И все же, когда вопрос повис в воздухе, Конни показалось, что дочь, ничего не зная, видит его «причастность к тому, что постепенно уничтожит мою причастность…» Понемногу становилось ясно, что Конни, подобно многим, сделал первый шаг на пути к посвящению в круг, куда иной попадал не по собственной воле, а зачастую по откровенному принуждению, — круг «эксклюзивный» в прямом смысле этого слова: приближаясь к нему, человек оказывался исключен из других, а тот несчастный, которому приходилось проникать все глубже, терял связь со всем остальным миром, в том числе и с самим собой, становясь причастным единственной тайне.
— Не понимаю, — сказал Конни, — как девочке удалось попасть точно в цель…
Он ответил озабоченным или удивленным молчанием, которое Камилла могла истолковать как угодно. Такое случалось и раньше. Это было частью его личности — почти трогательная неспособность находиться в настоящем, из-за чего разговоры за обедом часто заканчивались его: «Кстати, я подумал о том, что ты сказала…» — или: «Так вот, насчет того, о чем ты говорила…»
Но на этот раз он был еще более рассеянным, чем обычно. Конни, кажется, даже не понял, что она пыталась что-то сказать: «Папа, тут кое-что… Что бы ты сказал, если…»
Однако ответный взгляд был абсолютно пустым, начисто лишенным любопытства. Когда Камилла произнесла: «Нет, ничего…» — Конни не понял и этого, и не стал выспрашивать. Слова Камиллы остались неуслышанными.

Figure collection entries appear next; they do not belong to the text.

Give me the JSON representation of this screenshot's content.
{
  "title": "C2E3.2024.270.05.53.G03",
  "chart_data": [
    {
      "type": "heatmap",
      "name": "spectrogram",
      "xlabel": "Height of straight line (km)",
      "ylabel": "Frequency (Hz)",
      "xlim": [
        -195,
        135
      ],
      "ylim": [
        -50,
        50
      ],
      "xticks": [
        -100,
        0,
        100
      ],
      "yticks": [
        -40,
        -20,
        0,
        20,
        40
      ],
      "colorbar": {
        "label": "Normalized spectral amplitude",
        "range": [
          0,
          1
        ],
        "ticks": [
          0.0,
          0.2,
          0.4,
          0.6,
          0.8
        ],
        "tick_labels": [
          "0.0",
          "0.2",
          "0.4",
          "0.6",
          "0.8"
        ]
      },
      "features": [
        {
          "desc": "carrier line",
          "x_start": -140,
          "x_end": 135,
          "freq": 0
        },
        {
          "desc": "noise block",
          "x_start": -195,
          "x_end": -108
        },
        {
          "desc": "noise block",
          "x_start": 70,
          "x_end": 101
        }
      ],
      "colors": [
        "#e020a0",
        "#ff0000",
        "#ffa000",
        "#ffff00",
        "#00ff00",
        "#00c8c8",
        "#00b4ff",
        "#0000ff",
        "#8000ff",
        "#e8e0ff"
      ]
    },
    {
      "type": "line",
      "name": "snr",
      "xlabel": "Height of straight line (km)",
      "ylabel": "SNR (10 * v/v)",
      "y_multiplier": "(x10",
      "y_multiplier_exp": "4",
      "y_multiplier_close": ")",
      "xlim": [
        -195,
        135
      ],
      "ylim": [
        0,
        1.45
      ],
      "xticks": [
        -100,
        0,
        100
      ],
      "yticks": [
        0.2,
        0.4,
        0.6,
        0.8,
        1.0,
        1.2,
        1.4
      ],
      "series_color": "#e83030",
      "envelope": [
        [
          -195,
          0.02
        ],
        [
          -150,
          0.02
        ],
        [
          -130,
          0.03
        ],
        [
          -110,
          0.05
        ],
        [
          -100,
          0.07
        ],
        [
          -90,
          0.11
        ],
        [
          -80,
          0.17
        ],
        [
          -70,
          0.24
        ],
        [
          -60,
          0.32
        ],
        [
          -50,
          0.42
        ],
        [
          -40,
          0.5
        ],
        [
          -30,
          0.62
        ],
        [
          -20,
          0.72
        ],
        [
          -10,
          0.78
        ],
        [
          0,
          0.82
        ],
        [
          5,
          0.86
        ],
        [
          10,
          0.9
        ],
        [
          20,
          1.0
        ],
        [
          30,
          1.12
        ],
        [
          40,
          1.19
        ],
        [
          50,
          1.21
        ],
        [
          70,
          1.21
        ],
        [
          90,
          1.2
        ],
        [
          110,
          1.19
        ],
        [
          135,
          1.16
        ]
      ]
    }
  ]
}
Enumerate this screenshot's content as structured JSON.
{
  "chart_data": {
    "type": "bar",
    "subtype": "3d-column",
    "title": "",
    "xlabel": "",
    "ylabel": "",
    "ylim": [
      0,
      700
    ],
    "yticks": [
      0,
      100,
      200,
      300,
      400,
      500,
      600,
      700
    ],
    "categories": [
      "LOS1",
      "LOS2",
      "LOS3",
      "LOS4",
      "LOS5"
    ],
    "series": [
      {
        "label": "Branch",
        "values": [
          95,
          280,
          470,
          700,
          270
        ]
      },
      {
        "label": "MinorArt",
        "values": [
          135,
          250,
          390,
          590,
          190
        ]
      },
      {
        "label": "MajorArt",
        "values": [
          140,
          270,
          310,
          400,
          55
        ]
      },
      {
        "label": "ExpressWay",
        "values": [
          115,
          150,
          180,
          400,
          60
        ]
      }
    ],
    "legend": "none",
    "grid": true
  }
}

— Но ей явно не терпелось о чем-то рассказать. Тогда я этого не заметил, но сейчас знаю. Что она ждала ребенка. На следующий день я узнал об этом от Аниты. Что Камилла ждала ребенка от этого Густава… Что он оказался сволочью… — Конни тревожно взглянул на меня, словно ожидая, что я встану на защиту Густава. Но я не чувствовал необходимости.

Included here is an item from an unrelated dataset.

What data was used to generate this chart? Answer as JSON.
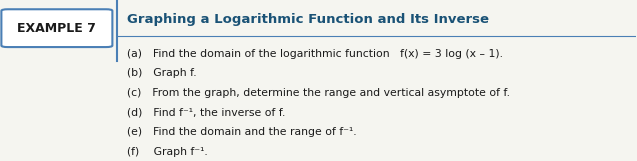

— Они не пришли, — сказал Конни. — В субботу, к Аните. Мы сидели и ждали. Анита наготовила вегетарианской еды, на часах было уже семь, и мы позвонили Камилле, но она не ответила. У нее нет мобильного… Из-за излучения… В конце концов она позвонила сама и сообщила, что не может прийти. Что-то произошло. Больше она ничего не могла сказать.
Жена Конни налила ему большую порцию виски и сказала: «Поздравляю, ты станешь дедом». Она сообщила об этом с позволения дочери — затем они и должны были встретиться. Камилла забеременела и решила во что бы то ни стало сохранить ребенка.